Wie sehr sich Mitte des 19. Jahrhunderts unter den Vorzeichen des Historismus die Wahrnehmung italienischer Landschaft durch deutsche Maler nochmals veränderte, zeigt Golo Maurer im vierten und letzten Kapitel. »Mittelaltersehnsucht, Zivilisationsflucht, Neuhumanismus und ein starkes Interesse für alles Historische« führten dazu, dass die Landschaft als Träger geschichtlicher Erinnerung begriffen wurde und gleichermaßen Griechisches und Römisches, Mittelalter und Renaissance, Dichtkunst und Geschichtsschreibung evozieren und damit »das Bewusstsein für die Vergänglichkeit bzw. Vergangenheit dieser Bezugspunkte« schärfen konnte. In luziden Analysen gelingt es dem Autor, diese These am Œuvre der sogenannten Deutsch-Römer Böcklin, Feuerbach und Marées zu verifizieren. Maurer verweist auf den Schriftsteller Ferdinand Gregorovius, Verfasser einer mehrbändigen Geschichte Roms im Mittelalter, und dessen Beschreibung eines Küstenabschnitts südlich von Rom zwischen Anzio und dem Monte Circeo, vor dem Odysseus gekreuzt und an dem Aeneas als Flüchtling aus Troja gelandet sein soll: das sogenannte Lateinische Ufer. Gregorovius habe damit einen neuartigen Typus südlicher Landschaft kreiert, nämlich – im Unterschied zu den farbgesättigten und lichtdurchfluteten Landschaften eines Rottmann oder Blechen – den des »melancholischen Gestades«. In seinem düsteren Gemälde »Villa am Meer« von 1865 hat Arnold Böcklin diesen Typus in prototypischer Weise visualisiert, in einem Bild, das mit den Worten Heinrich Wöfflins »Trauer und Melancholie« ausdrückt, die Stimmung von Schwermut transportiert und das »Gefühl von Verlassenheit und Öde« auslöst.

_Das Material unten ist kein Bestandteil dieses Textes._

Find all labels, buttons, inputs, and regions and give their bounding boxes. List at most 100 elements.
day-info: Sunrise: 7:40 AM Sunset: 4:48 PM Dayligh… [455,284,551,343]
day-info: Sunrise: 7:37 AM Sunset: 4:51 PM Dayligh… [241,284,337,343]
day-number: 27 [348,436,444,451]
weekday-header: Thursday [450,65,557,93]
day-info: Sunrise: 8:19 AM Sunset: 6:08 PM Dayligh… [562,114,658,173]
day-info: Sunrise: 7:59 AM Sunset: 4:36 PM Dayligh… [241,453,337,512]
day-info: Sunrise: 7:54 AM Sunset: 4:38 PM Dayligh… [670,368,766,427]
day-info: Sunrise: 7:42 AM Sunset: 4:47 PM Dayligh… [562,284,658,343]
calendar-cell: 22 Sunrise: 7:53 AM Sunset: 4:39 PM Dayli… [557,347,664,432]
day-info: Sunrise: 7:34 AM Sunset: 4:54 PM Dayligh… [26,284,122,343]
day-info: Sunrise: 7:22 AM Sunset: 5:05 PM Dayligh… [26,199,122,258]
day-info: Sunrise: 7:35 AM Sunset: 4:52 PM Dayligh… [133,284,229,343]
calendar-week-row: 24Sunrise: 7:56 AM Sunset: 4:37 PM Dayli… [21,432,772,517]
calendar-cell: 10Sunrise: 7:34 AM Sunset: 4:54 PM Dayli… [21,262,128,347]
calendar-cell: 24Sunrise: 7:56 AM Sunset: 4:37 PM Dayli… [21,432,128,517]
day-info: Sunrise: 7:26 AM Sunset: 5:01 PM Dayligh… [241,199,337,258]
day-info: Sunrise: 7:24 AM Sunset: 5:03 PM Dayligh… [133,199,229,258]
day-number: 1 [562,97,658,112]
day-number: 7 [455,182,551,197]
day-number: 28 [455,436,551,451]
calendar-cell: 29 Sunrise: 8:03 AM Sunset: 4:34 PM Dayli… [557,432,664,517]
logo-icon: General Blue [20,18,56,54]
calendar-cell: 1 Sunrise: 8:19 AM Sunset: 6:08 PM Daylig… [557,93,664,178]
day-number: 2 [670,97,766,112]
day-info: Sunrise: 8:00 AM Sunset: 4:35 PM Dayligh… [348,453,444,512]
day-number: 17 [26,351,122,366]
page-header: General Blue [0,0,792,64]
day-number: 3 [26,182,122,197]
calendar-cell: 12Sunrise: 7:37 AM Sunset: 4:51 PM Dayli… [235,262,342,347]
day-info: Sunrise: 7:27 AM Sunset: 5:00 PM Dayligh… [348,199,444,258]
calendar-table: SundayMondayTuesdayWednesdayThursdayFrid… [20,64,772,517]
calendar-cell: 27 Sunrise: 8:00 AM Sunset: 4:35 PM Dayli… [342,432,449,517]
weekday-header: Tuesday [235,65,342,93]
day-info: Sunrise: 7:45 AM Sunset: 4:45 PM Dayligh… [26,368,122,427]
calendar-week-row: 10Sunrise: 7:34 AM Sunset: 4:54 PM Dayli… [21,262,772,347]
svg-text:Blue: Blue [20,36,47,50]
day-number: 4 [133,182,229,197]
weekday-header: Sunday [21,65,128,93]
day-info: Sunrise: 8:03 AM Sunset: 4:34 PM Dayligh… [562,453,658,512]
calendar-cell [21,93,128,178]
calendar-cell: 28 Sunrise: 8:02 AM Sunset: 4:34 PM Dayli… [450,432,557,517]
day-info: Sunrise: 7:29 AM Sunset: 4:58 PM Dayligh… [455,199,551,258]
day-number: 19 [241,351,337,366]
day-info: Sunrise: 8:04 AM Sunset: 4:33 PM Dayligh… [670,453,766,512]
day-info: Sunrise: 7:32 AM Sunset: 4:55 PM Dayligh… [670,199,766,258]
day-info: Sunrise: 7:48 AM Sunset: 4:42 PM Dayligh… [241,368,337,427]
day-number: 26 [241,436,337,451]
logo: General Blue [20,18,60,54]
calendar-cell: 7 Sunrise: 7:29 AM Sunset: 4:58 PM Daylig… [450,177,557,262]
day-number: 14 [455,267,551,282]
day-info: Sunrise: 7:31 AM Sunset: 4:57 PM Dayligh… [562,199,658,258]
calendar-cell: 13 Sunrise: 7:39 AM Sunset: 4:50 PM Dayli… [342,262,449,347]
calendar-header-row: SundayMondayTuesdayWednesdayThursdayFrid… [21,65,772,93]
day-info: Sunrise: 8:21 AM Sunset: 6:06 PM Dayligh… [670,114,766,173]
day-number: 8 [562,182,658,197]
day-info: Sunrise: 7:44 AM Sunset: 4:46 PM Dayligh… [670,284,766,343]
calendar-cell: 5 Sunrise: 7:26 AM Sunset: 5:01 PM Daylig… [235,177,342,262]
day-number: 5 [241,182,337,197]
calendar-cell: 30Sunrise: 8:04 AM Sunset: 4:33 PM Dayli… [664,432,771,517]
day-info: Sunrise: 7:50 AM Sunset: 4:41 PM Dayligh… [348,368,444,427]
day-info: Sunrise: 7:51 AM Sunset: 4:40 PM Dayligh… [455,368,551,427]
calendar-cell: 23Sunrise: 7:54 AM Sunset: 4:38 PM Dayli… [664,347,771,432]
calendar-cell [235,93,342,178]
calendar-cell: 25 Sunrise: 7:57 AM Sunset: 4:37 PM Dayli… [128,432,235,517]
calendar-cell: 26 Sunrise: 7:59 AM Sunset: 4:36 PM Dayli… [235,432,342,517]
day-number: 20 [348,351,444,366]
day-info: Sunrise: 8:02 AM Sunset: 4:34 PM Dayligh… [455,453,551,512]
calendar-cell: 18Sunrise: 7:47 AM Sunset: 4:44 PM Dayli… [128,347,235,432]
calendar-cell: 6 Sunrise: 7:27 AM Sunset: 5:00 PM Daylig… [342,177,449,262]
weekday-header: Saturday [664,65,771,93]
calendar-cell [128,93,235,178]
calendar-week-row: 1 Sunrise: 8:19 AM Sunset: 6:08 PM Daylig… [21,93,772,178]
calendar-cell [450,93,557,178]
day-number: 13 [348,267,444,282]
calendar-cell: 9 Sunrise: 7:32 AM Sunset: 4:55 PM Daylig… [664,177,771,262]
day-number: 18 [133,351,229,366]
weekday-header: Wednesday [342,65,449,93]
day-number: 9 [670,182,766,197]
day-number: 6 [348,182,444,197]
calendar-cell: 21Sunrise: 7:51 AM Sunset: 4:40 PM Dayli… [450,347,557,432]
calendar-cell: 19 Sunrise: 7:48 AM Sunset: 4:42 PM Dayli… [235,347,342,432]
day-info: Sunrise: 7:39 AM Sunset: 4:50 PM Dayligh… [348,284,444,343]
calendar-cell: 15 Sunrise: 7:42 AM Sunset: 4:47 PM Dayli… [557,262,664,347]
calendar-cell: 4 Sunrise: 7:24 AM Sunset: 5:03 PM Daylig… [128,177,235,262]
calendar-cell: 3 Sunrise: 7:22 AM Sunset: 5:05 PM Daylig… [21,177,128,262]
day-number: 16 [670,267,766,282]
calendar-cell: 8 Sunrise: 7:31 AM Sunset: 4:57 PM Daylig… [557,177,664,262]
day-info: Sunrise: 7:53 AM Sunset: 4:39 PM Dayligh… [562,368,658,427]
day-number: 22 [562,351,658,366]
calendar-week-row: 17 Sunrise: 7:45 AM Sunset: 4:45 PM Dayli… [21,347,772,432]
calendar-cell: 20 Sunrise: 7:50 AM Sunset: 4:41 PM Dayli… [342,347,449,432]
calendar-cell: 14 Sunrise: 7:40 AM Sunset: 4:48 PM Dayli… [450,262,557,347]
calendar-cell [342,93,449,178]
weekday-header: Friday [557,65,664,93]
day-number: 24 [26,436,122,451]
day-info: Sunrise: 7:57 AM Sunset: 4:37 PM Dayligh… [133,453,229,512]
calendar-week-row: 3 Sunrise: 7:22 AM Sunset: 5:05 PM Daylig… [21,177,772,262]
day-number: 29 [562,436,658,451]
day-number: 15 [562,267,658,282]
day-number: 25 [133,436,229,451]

Und wenig später, um 1870, hat sich Anselm Feuerbach in Figurenbildern wie »Iphigenie« und »Medea«, die die Vorstellung einer tragisch gestimmten Antike heraufbeschwören, durch die topographischen Besonderheiten der felsigen Küstenlandschaft bei Anzio anregen lassen, Werke, die eine Zeitlang als »deutsche Italien-Ikonen schlechthin« galten.

Golo Maurer entfaltet in seiner umfänglichen, substanzhaltigen und überaus sorgfältigen Untersuchung, die zur Freude des Lesers interessant geschrieben und großzügig bebildert ist, nicht nur das facettenreiche Panorama der Landschaftswahrnehmung und -darstellung deutscher Künstler und Reisender in Italien zwischen Klassizismus, Romantik und Historismus, sondern reflektiert mit methodischer Beharrlichkeit die politische Rolle, die für die Deutschen in jener Zeitspanne Italien als Erlebnis und Vorstellung im Rahmen der Herausbildung einer nationalen Identität gespielt hat – bis hin zum allmählichen Verlust dieser identitätsstiftenden Funktion nach der Gründung des Deutschen Reichs im Jahr 1871.